HELENA — As the 2019 Montana Legislature came to a close Wednesday and Thursday, a trio of loose ends dominated the discussions: a long-sought historical museum in Helena, state-funded preschool, and the ever-shifting measure informally known as the Save Colstrip bill.

Here’s where each of those threads ended up as the 2019 session wrapped up Thursday afternoon.

Montana Heritage Center — Funded

Among the last measures to pass in the House, Senate Bill 338 bumps up the state lodging tax to help the Montana Historical Society build a new museum in Helena.

SB 338 increases the state lodging tax from 7 to 8 percent, enough to bring in an extra $9 million a year. In addition to filling a Montana Heritage Center building fund, some of that revenue will be devoted to grants to historical societies and museums around the state.

The bill, sponsored by Terry Gauthier, R-Helena, was tabled in the House Taxation Committee after passing the Senate, but was blasted onto the House floor April 18. It passed its third and final reading in the House on a 58-40 vote Thursday afternoon.

State preschool — Dead

Senate Bill 352, a budget companion bill seen as a likely vehicle for last-minute horse-trading, ultimately passed the Legislature with relatively minor provisions.
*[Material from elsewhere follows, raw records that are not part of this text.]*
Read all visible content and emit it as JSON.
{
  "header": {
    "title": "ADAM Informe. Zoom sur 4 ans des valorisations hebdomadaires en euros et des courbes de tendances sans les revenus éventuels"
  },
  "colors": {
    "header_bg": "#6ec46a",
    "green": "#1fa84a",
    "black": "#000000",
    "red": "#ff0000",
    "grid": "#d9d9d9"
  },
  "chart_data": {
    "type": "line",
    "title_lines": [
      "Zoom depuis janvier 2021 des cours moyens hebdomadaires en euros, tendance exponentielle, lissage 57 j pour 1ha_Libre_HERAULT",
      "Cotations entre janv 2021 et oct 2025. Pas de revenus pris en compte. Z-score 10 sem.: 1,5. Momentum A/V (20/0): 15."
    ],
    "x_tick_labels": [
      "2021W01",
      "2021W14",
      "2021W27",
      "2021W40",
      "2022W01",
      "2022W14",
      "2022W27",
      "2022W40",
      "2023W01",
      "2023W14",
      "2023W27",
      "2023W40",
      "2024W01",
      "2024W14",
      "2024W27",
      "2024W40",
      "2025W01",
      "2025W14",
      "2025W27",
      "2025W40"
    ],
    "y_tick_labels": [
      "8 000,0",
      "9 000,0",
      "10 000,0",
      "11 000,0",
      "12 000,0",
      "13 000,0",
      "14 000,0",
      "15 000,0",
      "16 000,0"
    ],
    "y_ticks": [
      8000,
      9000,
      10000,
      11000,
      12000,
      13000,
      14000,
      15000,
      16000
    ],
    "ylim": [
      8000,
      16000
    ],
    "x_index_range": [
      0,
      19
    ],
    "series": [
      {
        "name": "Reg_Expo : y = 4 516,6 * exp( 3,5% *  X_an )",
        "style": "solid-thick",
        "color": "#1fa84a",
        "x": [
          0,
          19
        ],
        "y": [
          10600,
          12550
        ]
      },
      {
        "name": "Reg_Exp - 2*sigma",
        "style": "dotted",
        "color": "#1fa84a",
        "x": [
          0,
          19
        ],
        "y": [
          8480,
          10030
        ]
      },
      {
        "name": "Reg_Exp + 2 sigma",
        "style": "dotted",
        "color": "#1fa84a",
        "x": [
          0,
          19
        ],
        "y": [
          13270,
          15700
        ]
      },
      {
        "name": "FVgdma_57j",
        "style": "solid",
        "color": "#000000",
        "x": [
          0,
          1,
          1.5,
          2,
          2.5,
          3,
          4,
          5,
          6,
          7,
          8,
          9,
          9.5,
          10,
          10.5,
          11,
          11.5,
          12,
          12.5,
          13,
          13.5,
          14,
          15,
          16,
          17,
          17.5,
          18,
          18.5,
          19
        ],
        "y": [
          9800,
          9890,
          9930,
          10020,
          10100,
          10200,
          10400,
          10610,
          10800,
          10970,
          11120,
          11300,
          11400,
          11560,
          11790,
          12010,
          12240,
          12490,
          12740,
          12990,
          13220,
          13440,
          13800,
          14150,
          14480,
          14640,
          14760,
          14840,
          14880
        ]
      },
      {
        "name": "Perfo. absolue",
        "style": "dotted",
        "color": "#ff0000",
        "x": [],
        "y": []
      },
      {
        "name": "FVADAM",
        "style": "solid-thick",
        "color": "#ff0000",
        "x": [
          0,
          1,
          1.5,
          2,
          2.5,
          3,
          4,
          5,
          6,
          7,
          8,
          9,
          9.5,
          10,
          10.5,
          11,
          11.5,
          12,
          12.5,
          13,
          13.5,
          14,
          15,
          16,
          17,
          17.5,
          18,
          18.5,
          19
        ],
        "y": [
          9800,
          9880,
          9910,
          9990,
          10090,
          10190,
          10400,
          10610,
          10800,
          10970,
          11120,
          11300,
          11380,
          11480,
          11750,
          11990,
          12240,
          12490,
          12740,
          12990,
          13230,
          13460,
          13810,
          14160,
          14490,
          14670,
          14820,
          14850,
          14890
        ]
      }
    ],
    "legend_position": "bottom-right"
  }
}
As passed, it tweaked funding for law enforcement radio systems and for work preventing the spread of invasive aquatic species.

Meeting intermittently over the course of a day and a half on Wednesday and Thursday, a six-member free conference committee had broad latitude to add significant amendments to the bill, which was initially introduced as an essentially blank measure including only a $100 appropriation.
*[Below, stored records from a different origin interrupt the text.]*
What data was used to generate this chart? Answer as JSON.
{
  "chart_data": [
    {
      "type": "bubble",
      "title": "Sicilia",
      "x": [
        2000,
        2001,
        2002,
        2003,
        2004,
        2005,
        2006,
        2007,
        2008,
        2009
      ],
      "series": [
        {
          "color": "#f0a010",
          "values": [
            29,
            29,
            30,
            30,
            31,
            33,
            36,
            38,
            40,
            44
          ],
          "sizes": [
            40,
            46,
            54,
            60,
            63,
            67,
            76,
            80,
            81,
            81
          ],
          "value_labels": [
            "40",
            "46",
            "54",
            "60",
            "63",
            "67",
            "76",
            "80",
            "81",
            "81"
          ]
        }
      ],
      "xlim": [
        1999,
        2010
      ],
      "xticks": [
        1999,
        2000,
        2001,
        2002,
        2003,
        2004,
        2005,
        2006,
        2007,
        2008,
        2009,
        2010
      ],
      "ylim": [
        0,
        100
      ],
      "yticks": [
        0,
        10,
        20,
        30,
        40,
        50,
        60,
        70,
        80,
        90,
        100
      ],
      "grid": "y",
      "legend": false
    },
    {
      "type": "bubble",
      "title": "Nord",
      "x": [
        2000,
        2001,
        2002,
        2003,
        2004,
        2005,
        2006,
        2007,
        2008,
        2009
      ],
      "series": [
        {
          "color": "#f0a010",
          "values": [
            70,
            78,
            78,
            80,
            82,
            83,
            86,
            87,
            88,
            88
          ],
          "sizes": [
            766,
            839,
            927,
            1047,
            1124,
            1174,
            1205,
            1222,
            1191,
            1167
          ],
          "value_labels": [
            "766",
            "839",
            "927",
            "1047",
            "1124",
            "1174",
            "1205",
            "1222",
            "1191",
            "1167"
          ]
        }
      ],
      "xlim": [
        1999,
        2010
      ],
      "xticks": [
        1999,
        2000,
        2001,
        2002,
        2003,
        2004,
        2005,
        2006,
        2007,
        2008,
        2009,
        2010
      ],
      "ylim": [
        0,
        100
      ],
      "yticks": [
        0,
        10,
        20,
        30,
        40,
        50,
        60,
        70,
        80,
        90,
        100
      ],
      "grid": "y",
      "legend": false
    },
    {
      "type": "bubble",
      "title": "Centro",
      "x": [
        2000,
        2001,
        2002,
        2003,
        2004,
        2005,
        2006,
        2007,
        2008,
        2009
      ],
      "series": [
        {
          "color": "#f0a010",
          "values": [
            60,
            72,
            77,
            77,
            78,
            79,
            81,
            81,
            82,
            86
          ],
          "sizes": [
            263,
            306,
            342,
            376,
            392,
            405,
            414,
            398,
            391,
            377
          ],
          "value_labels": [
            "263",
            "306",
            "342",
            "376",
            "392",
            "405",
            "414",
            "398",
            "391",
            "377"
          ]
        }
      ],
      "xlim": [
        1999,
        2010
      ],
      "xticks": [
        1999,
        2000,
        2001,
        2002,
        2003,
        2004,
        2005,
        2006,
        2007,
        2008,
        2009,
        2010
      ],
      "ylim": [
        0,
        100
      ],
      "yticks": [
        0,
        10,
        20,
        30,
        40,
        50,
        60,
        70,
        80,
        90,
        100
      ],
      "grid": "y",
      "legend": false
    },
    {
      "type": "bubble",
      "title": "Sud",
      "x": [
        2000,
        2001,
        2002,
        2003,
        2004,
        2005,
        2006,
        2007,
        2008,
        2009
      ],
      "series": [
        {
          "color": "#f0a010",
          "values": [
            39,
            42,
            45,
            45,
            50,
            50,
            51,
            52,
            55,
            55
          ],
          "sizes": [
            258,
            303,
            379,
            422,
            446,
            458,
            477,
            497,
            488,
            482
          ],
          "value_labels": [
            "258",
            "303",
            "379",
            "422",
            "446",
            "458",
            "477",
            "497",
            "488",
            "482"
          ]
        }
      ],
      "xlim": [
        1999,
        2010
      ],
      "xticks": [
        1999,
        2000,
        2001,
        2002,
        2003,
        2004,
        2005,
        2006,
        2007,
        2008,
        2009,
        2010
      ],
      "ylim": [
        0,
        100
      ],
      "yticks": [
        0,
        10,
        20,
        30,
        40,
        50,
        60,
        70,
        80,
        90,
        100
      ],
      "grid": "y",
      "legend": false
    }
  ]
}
While several amendments were drafted for inclusion in SB 352, most of the committee’s debate focused on proposals for state-funded preschool, a priority for Gov. Steve Bullock, a Democrat. A provision that would have created a new state agency for preschool, a Department of Early Childhood, failed on party lines Wednesday with only the committee’s two Democrats supporting it.

An amendment that would have created a state preschool program without the new agency failed on the same lines Thursday, as did a fallback proposal from Democrats to renew the existing STARS preschool pilot lawmakers approved in 2017.

‘Save Colstrip’ bill — Dead

Some lawmakers fought to revive Senate Bill 331, the contested Save Colstrip bill, in the waning days of the session. The proposal would have paved the way for NorthWestern Energy to acquire an additional share of generation at the coal-fired plant at a bargain price, with certain costs passed to ratepayers without regulatory oversight.

After a rocky ride in the Senate and attempts to pin the bill’s success to the renewal of Montana’s Medicaid expansion program, SB 331 died on the House floor on April 16.

On Wednesday, amendments emerged that contained key provisions of the defunct SB 331, including a guaranteed $75 million in cost recovery for NorthWestern if the utility acquired an additional 150 megawatts at the Colstrip plant.

SB 331’s sponsors, Sen. Duane Ankney, R-Colstrip, and Sen. Tom Richmond, R-Billings, had two bills in mind to carry the amendments: House Bill 22 and House Bill 597. Both bills failed to move to free conference committees, the only assignments that would have let lawmakers amend in the Colstrip provisions.

Without a vehicle to carry the proposal back to the House, the Colstrip bill coasted into its final roadblock.